A major CVS shareholder is planning an activist push and will meet with management, according to sources.
- According to sources, Glenview Capital has accumulated a substantial share in CVS Health and intends to meet with the company's top management to present its strategy for adding value.
- An activist push at the company is anticipated to follow the proposal, according to the people.
- CVS shares are down 22% year-to-date.
According to sources, Glenview Capital, a significant shareholder, will meet with company leaders on Monday to present solutions for the ailing business, which could signal the start of an activist campaign.
Some sources claim that the hedge fund has a significant stake in the company. Glenview has a diverse investment portfolio, but its recent filings reveal that it holds positions in CVS, among others.
The Wall Street Journal reported that Glenview would be meeting with CVS management, including CEO Karen Lynch, but specifics about their proposals could not be learned.
The spokesperson for CVS stated that the company consistently communicates with the investment community as part of its comprehensive shareholder and analyst relations program.
"The spokesperson stated that they cannot provide any information about engagement with specific firms or individuals beyond what has already been stated."
Earlier this year, Sachem Head Capital Management, an activist fund run by Scott Ferguson, disclosed that it had amassed a position in CVS.
In 2019, Jeff Smith's Starboard Value constructed a position in the company and conversed with its leadership.
After three consecutive quarters of reduced full-year guidance, investor confidence in CVS has decreased.
The insurance segment of the company is facing higher medical costs, which is affecting its bottom line. This issue is prevalent in the broader health-care industry due to the increase in seniors undergoing delayed procedures during the Covid-19 pandemic.
Aetna, the third-largest health insurer in the US, is owned by CVS. Its insurance unit offers plans for the Affordable Care Act, Medicare Advantage, Medicaid, as well as dental and vision coverage.
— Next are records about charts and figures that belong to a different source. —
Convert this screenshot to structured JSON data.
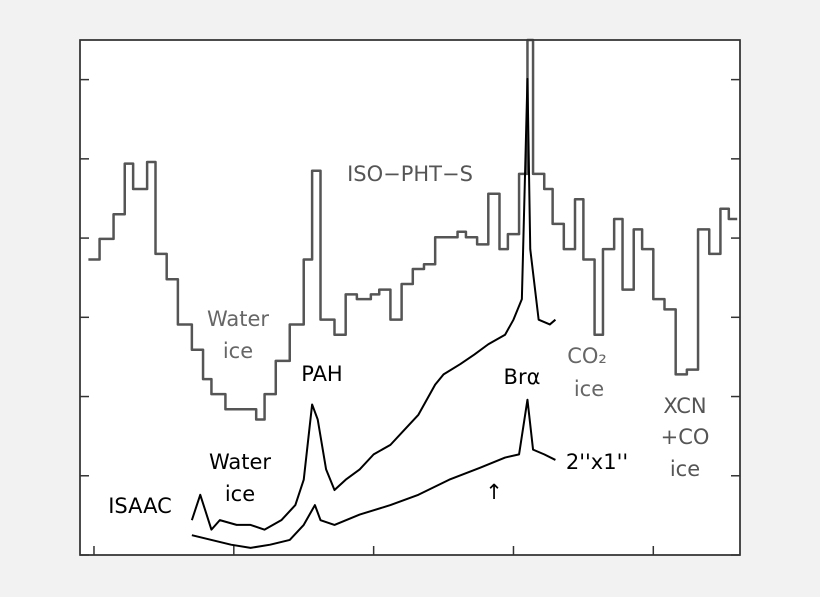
{
  "chart_data": {
    "type": "line",
    "step_series": [
      0
    ],
    "xlim": [
      2.45,
      4.81
    ],
    "ylim": [
      0,
      6.5
    ],
    "xticks": [
      2.5,
      3.0,
      3.5,
      4.0,
      4.5
    ],
    "yticks": [
      0,
      1,
      2,
      3,
      4,
      5,
      6
    ],
    "series": [
      {
        "name": "ISO−PHT−S",
        "color": "#555555",
        "x": [
          2.48,
          2.52,
          2.57,
          2.61,
          2.64,
          2.69,
          2.72,
          2.76,
          2.8,
          2.85,
          2.89,
          2.92,
          2.97,
          3.02,
          3.08,
          3.11,
          3.15,
          3.2,
          3.25,
          3.28,
          3.31,
          3.36,
          3.4,
          3.44,
          3.49,
          3.52,
          3.56,
          3.6,
          3.64,
          3.68,
          3.72,
          3.76,
          3.8,
          3.83,
          3.87,
          3.91,
          3.95,
          3.98,
          4.02,
          4.05,
          4.07,
          4.11,
          4.14,
          4.18,
          4.22,
          4.25,
          4.29,
          4.32,
          4.36,
          4.39,
          4.43,
          4.46,
          4.5,
          4.54,
          4.58,
          4.62,
          4.66,
          4.7,
          4.74,
          4.77
        ],
        "values": [
          3.73,
          3.99,
          4.3,
          4.94,
          4.62,
          4.96,
          3.8,
          3.48,
          2.91,
          2.59,
          2.22,
          2.03,
          1.84,
          1.84,
          1.71,
          2.03,
          2.45,
          2.91,
          3.73,
          4.85,
          2.97,
          2.78,
          3.29,
          3.23,
          3.29,
          3.35,
          2.97,
          3.42,
          3.61,
          3.67,
          4.01,
          4.01,
          4.08,
          4.01,
          3.92,
          4.56,
          3.86,
          4.05,
          4.81,
          6.5,
          4.81,
          4.62,
          4.18,
          3.86,
          4.49,
          3.73,
          2.78,
          3.86,
          4.24,
          3.35,
          4.11,
          3.86,
          3.23,
          3.1,
          2.28,
          2.34,
          4.11,
          3.8,
          4.37,
          4.24
        ]
      },
      {
        "name": "ISAAC",
        "color": "#000000",
        "x": [
          2.85,
          2.88,
          2.92,
          2.95,
          3.01,
          3.06,
          3.11,
          3.17,
          3.22,
          3.25,
          3.28,
          3.3,
          3.33,
          3.36,
          3.4,
          3.45,
          3.5,
          3.56,
          3.61,
          3.66,
          3.72,
          3.75,
          3.81,
          3.86,
          3.91,
          3.97,
          4.0,
          4.03,
          4.05,
          4.06,
          4.09,
          4.13,
          4.15
        ],
        "values": [
          0.44,
          0.76,
          0.32,
          0.44,
          0.38,
          0.38,
          0.32,
          0.44,
          0.63,
          0.95,
          1.9,
          1.71,
          1.08,
          0.82,
          0.95,
          1.08,
          1.27,
          1.39,
          1.58,
          1.77,
          2.15,
          2.28,
          2.41,
          2.53,
          2.66,
          2.78,
          2.97,
          3.23,
          6.01,
          3.86,
          2.97,
          2.91,
          2.97
        ]
      },
      {
        "name": "2''x1''",
        "color": "#000000",
        "x": [
          2.85,
          2.92,
          2.99,
          3.06,
          3.13,
          3.2,
          3.25,
          3.29,
          3.31,
          3.36,
          3.45,
          3.56,
          3.66,
          3.77,
          3.88,
          3.97,
          4.02,
          4.05,
          4.07,
          4.11,
          4.15
        ],
        "values": [
          0.25,
          0.19,
          0.13,
          0.09,
          0.13,
          0.19,
          0.38,
          0.63,
          0.44,
          0.38,
          0.51,
          0.63,
          0.76,
          0.95,
          1.1,
          1.23,
          1.27,
          1.96,
          1.33,
          1.27,
          1.2
        ]
      }
    ],
    "annotations": [
      "Water",
      "ice",
      "PAH",
      "Water",
      "ice",
      "Brα",
      "CO₂",
      "ice",
      "XCN",
      "+CO",
      "ice",
      "↑"
    ]
  }
}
In August, CVS announced a leadership shakeup in its insurance unit, with CEO Lynch replacing Brian Kane, the president of the segment, effective immediately.
The retail pharmacy business of CVS is under pressure due to declining reimbursement rates for prescription drugs, rising inflation, and decreasing consumer spending.
In August, CVS announced a plan to reduce expenses by $2 billion through streamlining operations and increasing AI usage, while also closing 900 stores, with 851 locations already shut down.
Technology
You might also like
- Tech bros funded the election of the most pro-crypto Congress in America.
- Microsoft is now testing its Recall photographic memory search feature, but it's not yet flawless.
- Could Elon Musk's plan to reduce government agencies and regulations positively impact his business?
- Some users are leaving Elon Musk's platform due to X's new terms of service.
- The U.S. Cyber Force is the subject of a power struggle within the Pentagon.